Last year, in a major expose, the Guardian dubbed Lennar “the corporation that ate San Francisco.” (See www.sfbg.com/entry.php?entry_id=3084&catid=&volume_id=317&issue_id=373&volume_num=42&issue_num=28.)
In commentary published at FogCityJournal.com, Supervisor Chris Daly gave an example of Lennar’s desperation, with the community’s Proposition F – Prop Fairness – leading Lennar’s Prop G in the polls, despite the $2.23 million Lennar has already spent on the measure.
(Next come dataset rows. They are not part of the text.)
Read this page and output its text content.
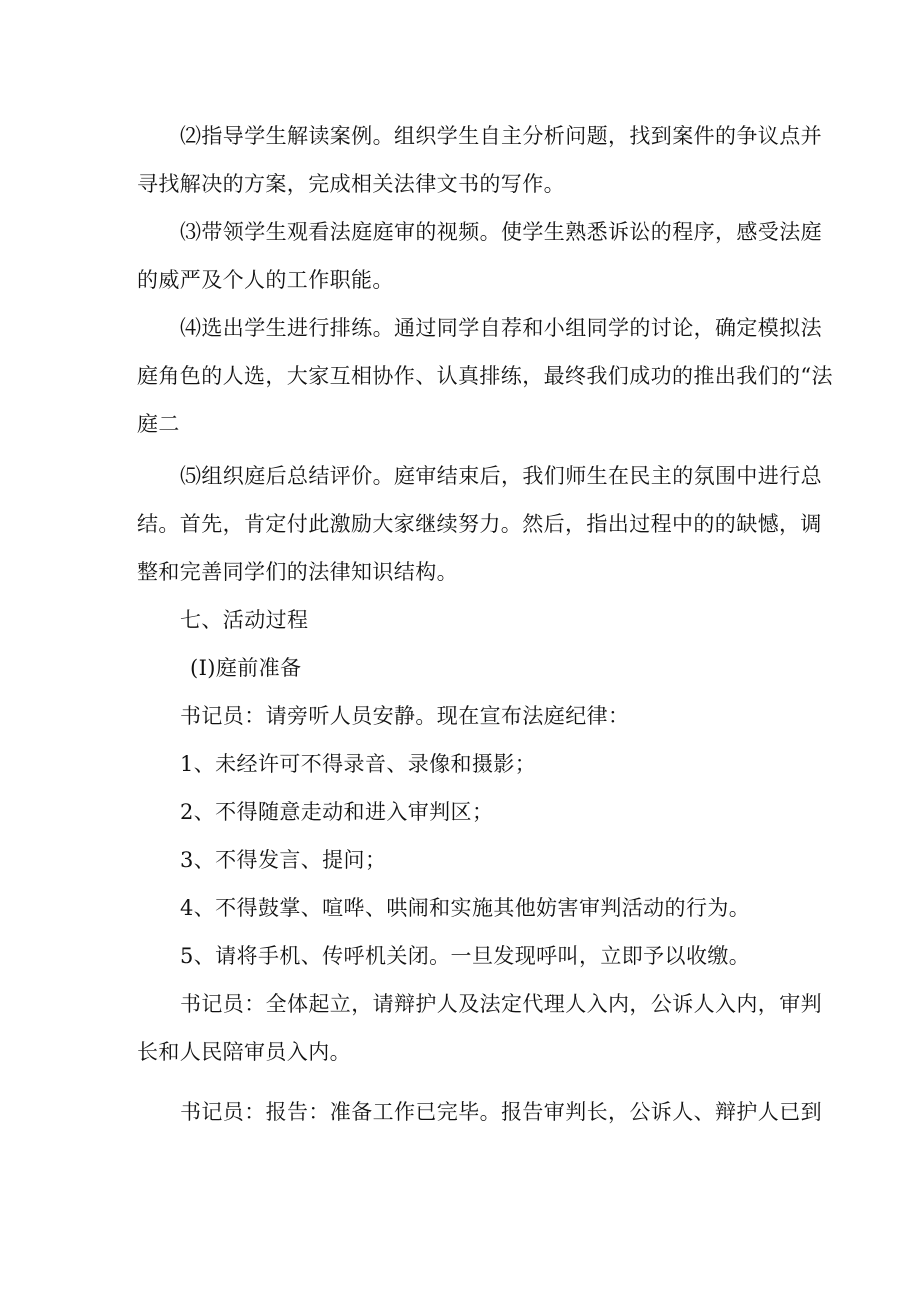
⑵指导学生解读案例。组织学生自主分析问题，找到案件的争议点并
寻找解决的方案，完成相关法律文书的写作。
⑶带领学生观看法庭庭审的视频。使学生熟悉诉讼的程序，感受法庭
的威严及个人的工作职能。
⑷选出学生进行排练。通过同学自荐和小组同学的讨论，确定模拟法
庭角色的人选，大家互相协作、认真排练，最终我们成功的推出我们的“法
庭二
⑸组织庭后总结评价。庭审结束后，我们师生在民主的氛围中进行总
结。首先，肯定付此激励大家继续努力。然后，指出过程中的的缺憾，调
整和完善同学们的法律知识结构。
七、活动过程
(I)庭前准备
书记员：请旁听人员安静。现在宣布法庭纪律：
1、未经许可不得录音、录像和摄影；
2、不得随意走动和进入审判区；
3、不得发言、提问；
4、不得鼓掌、喧哗、哄闹和实施其他妨害审判活动的行为。
5、请将手机、传呼机关闭。一旦发现呼叫，立即予以收缴。
书记员：全体起立，请辩护人及法定代理人入内，公诉人入内，审判
长和人民陪审员入内。
书记员：报告：准备工作已完毕。报告审判长，公诉人、辩护人已到
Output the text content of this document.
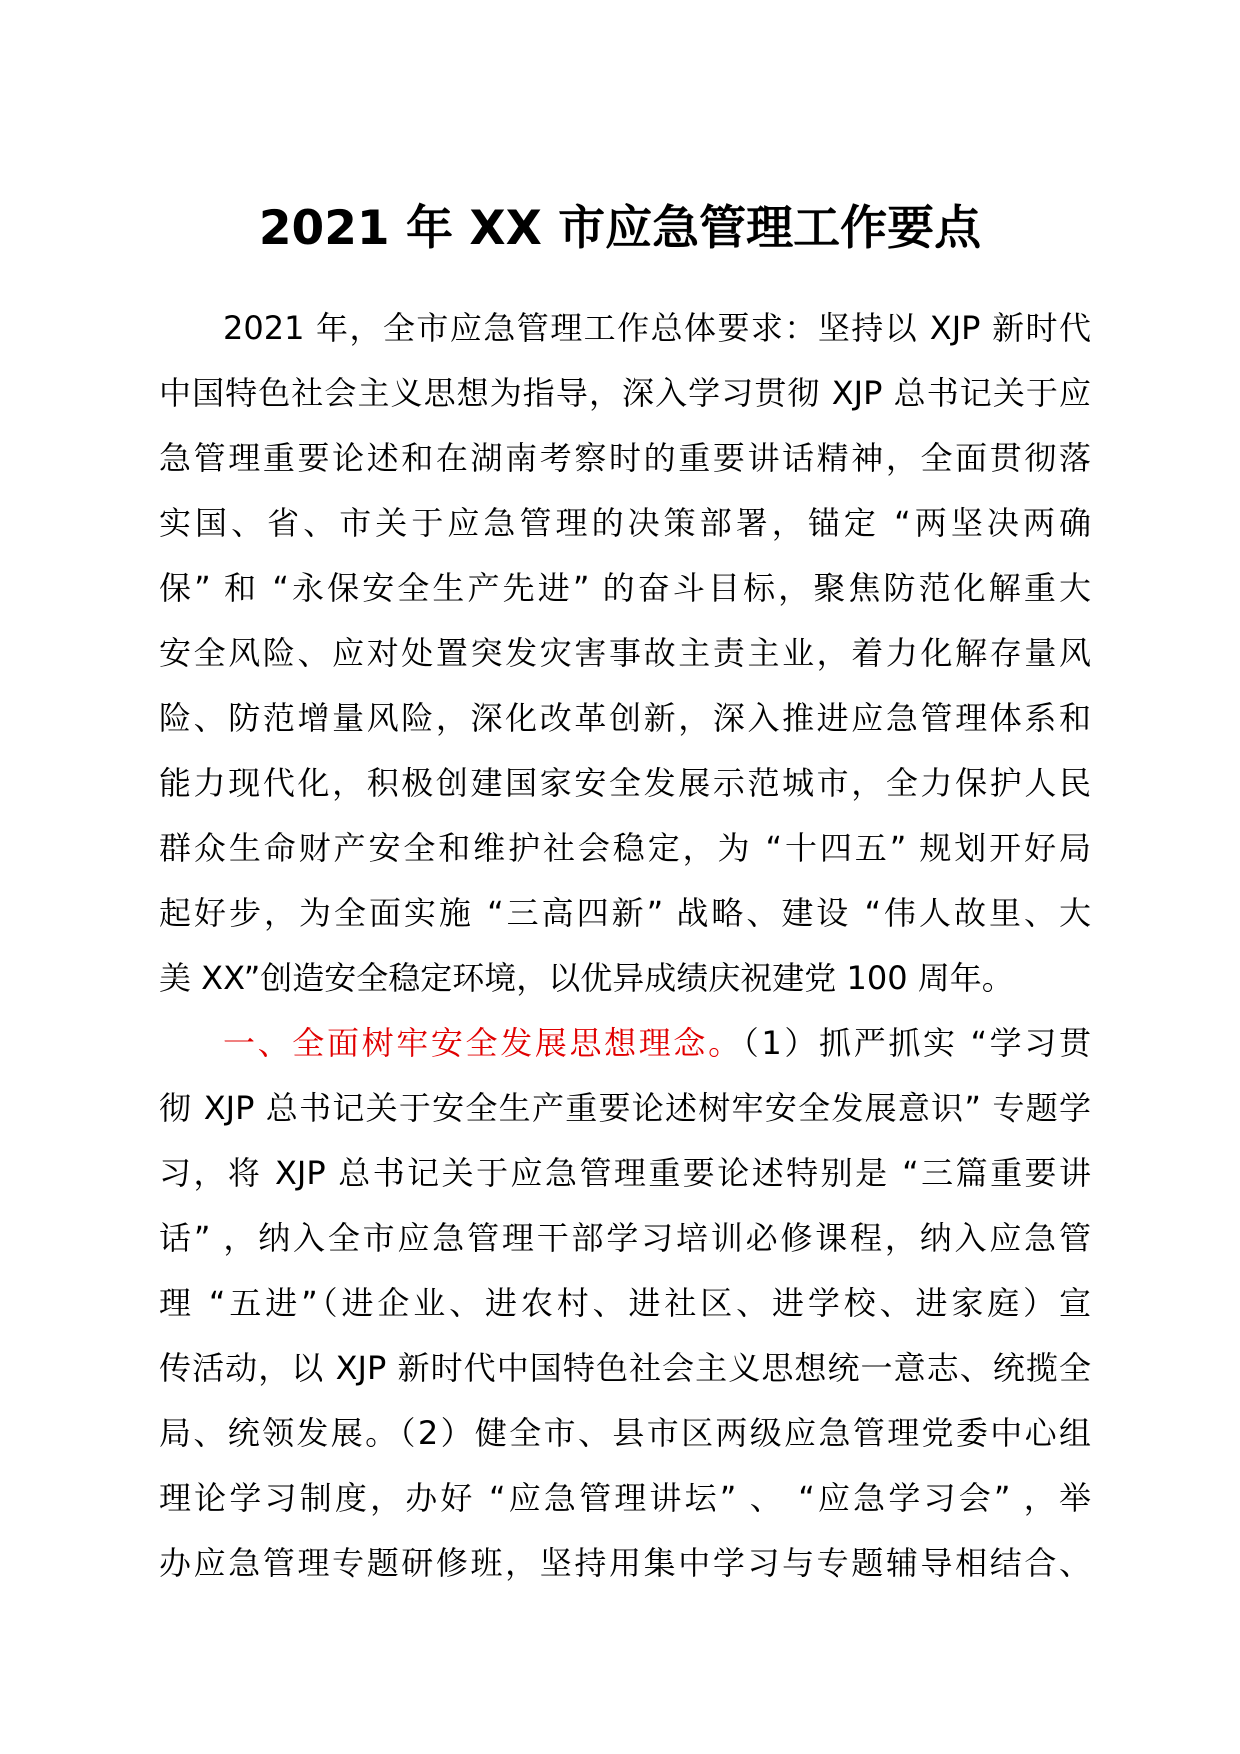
2021 年 XX 市应急管理工作要点
2021 年，全市应急管理工作总体要求：坚持以 XJP 新时代
中国特色社会主义思想为指导，深入学习贯彻 XJP 总书记关于应
急管理重要论述和在湖南考察时的重要讲话精神，全面贯彻落
实国、省、市关于应急管理的决策部署，锚定 “两坚决两确
保” 和 “永保安全生产先进” 的奋斗目标，聚焦防范化解重大
安全风险、应对处置突发灾害事故主责主业，着力化解存量风
险、防范增量风险，深化改革创新，深入推进应急管理体系和
能力现代化，积极创建国家安全发展示范城市，全力保护人民
群众生命财产安全和维护社会稳定，为 “十四五” 规划开好局
起好步，为全面实施 “三高四新” 战略、建设 “伟人故里、大
美 XX”创造安全稳定环境，以优异成绩庆祝建党 100 周年。
一、全面树牢安全发展思想理念。（1）抓严抓实 “学习贯
彻 XJP 总书记关于安全生产重要论述树牢安全发展意识” 专题学
习，将 XJP 总书记关于应急管理重要论述特别是 “三篇重要讲
话” ，纳入全市应急管理干部学习培训必修课程，纳入应急管
理 “五进”（进企业、进农村、进社区、进学校、进家庭）宣
传活动，以 XJP 新时代中国特色社会主义思想统一意志、统揽全
局、统领发展。（2）健全市、县市区两级应急管理党委中心组
理论学习制度，办好 “应急管理讲坛” 、 “应急学习会” ，举
办应急管理专题研修班，坚持用集中学习与专题辅导相结合、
“They’re so desperate, yesterday they were giving out t-shirts for votes! They even sent me their Facebook invitation, ‘Hey Go down Early to City Hall and vote! You will be getting a free t-shirt if you go … Yes on G!! No on F!!!!!’ (By the way, in typical Lennar fashion, they closed up the messages section, due to quite the backlash from the progressive-leaning local Facebook community.)
“While I’ve previously posited that Lennar is trying to buy this election, I never thought they’d stoop so low,” concluded Daly.